Published 15 Apr 2025 in cs.AI

Abstract: We introduce REAL, a benchmark and framework for multi-turn agent evaluations on deterministic simulations of real-world websites. REAL comprises high-fidelity, deterministic replicas of 11 widely-used websites across domains such as e-commerce, travel, communication, and professional networking. We also release a benchmark consisting of 112 practical tasks that mirror everyday complex user interactions requiring both accurate information retrieval and state-changing actions. All interactions occur within this fully controlled setting, eliminating safety risks and enabling robust, reproducible evaluation of agent capability and reliability. Our novel evaluation framework combines programmatic checks of website state for action-based tasks with rubric-guided LLM-based judgments for information retrieval. The framework supports both open-source and proprietary agent systems through a flexible evaluation harness that accommodates black-box commands within browser environments, allowing research labs to test agentic systems without modification. Our empirical results show that frontier LLMs achieve at most a 41% success rate on REAL, highlighting critical gaps in autonomous web navigation and task completion capabilities. Our framework supports easy integration of new tasks, reproducible evaluation, and scalable post-training data generation, marking a significant step forward in evaluating and advancing agent capabilities.

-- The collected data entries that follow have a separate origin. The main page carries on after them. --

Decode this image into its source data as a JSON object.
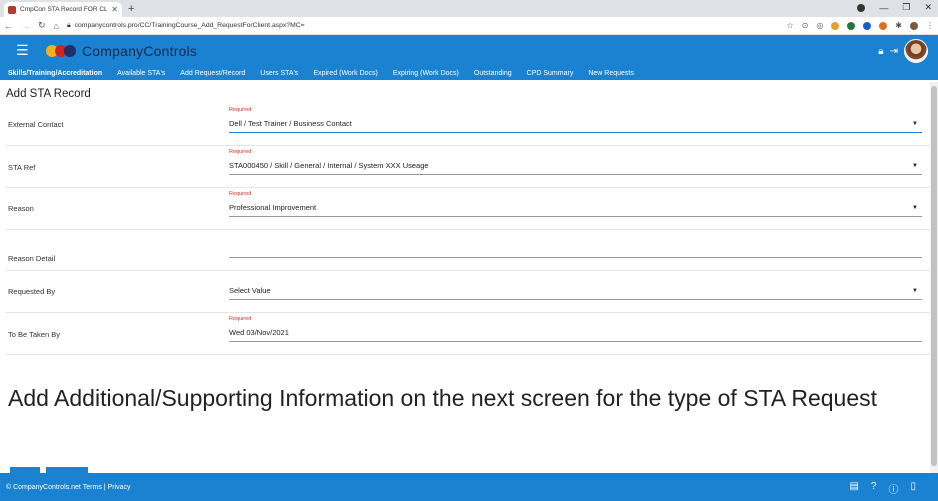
{
  "browser": {
    "tab_title": "CmpCon STA Record FOR CLIENT",
    "url": "companycontrols.pro/CC/TrainingCourse_Add_RequestForClient.aspx?MC="
  },
  "app": {
    "brand": "CompanyControls",
    "accent": "#1a82d1"
  },
  "nav": {
    "items": [
      "Skills/Training/Accreditation",
      "Available STA's",
      "Add Request/Record",
      "Users STA's",
      "Expired (Work Docs)",
      "Expiring (Work Docs)",
      "Outstanding",
      "CPD Summary",
      "New Requests"
    ]
  },
  "page": {
    "title": "Add STA Record",
    "required_label": "Required",
    "fields": [
      {
        "label": "External Contact",
        "value": "Dell / Test Trainer / Business Contact",
        "required": true,
        "dropdown": true
      },
      {
        "label": "STA Ref",
        "value": "STA000450 / Skill / General / Internal / System XXX Useage",
        "required": true,
        "dropdown": true
      },
      {
        "label": "Reason",
        "value": "Professional Improvement",
        "required": true,
        "dropdown": true
      },
      {
        "label": "Reason Detail",
        "value": "",
        "required": false,
        "dropdown": false
      },
      {
        "label": "Requested By",
        "value": "Select Value",
        "required": false,
        "dropdown": true
      },
      {
        "label": "To Be Taken By",
        "value": "Wed 03/Nov/2021",
        "required": true,
        "dropdown": false
      }
    ],
    "info_message": "Add Additional/Supporting Information on the next screen for the type of STA Request"
  },
  "footer": {
    "copyright": "© CompanyControls.net",
    "terms": "Terms",
    "separator": "|",
    "privacy": "Privacy"
  }
}
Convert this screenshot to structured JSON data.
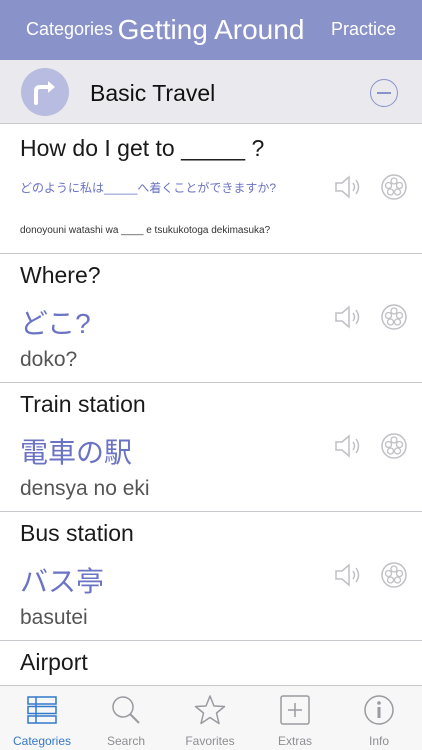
{
  "nav": {
    "left": "Categories",
    "title": "Getting Around",
    "right": "Practice"
  },
  "section": {
    "title": "Basic Travel",
    "icon": "turn-right-arrow-icon"
  },
  "phrases": [
    {
      "english": "How do I get to _____ ?",
      "japanese": "どのように私は_____へ着くことができますか?",
      "romaji": "donoyouni watashi wa ____ e tsukukotoga dekimasuka?"
    },
    {
      "english": "Where?",
      "japanese": "どこ?",
      "romaji": "doko?"
    },
    {
      "english": "Train station",
      "japanese": "電車の駅",
      "romaji": "densya no eki"
    },
    {
      "english": "Bus station",
      "japanese": "バス亭",
      "romaji": "basutei"
    },
    {
      "english": "Airport"
    }
  ],
  "tabs": [
    {
      "label": "Categories",
      "icon": "list-icon",
      "active": true
    },
    {
      "label": "Search",
      "icon": "search-icon"
    },
    {
      "label": "Favorites",
      "icon": "star-icon"
    },
    {
      "label": "Extras",
      "icon": "plus-square-icon"
    },
    {
      "label": "Info",
      "icon": "info-icon"
    }
  ],
  "colors": {
    "navbar": "#8a93c9",
    "accent": "#6b73c4",
    "active_tab": "#3478c9"
  }
}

An Evaluation and Benchmark Framework for Autonomous Web Agents with the REAL Model

The paper "REAL: Benchmarking Autonomous Agents on Deterministic Simulations of Real Websites" introduces a comprehensive framework, REAL, aimed at addressing the challenges faced by LLMs in performing web-based tasks. While LLMs showcase potential capabilities in reasoning and planning, their real-world application, particularly in automating complex web interactions, is notably limited. The REAL framework serves as a benchmark to evaluate and enhance these capabilities by providing high-fidelity deterministic replicas of eleven commonly used web platforms spanning e-commerce, travel, and social networking domains, among others.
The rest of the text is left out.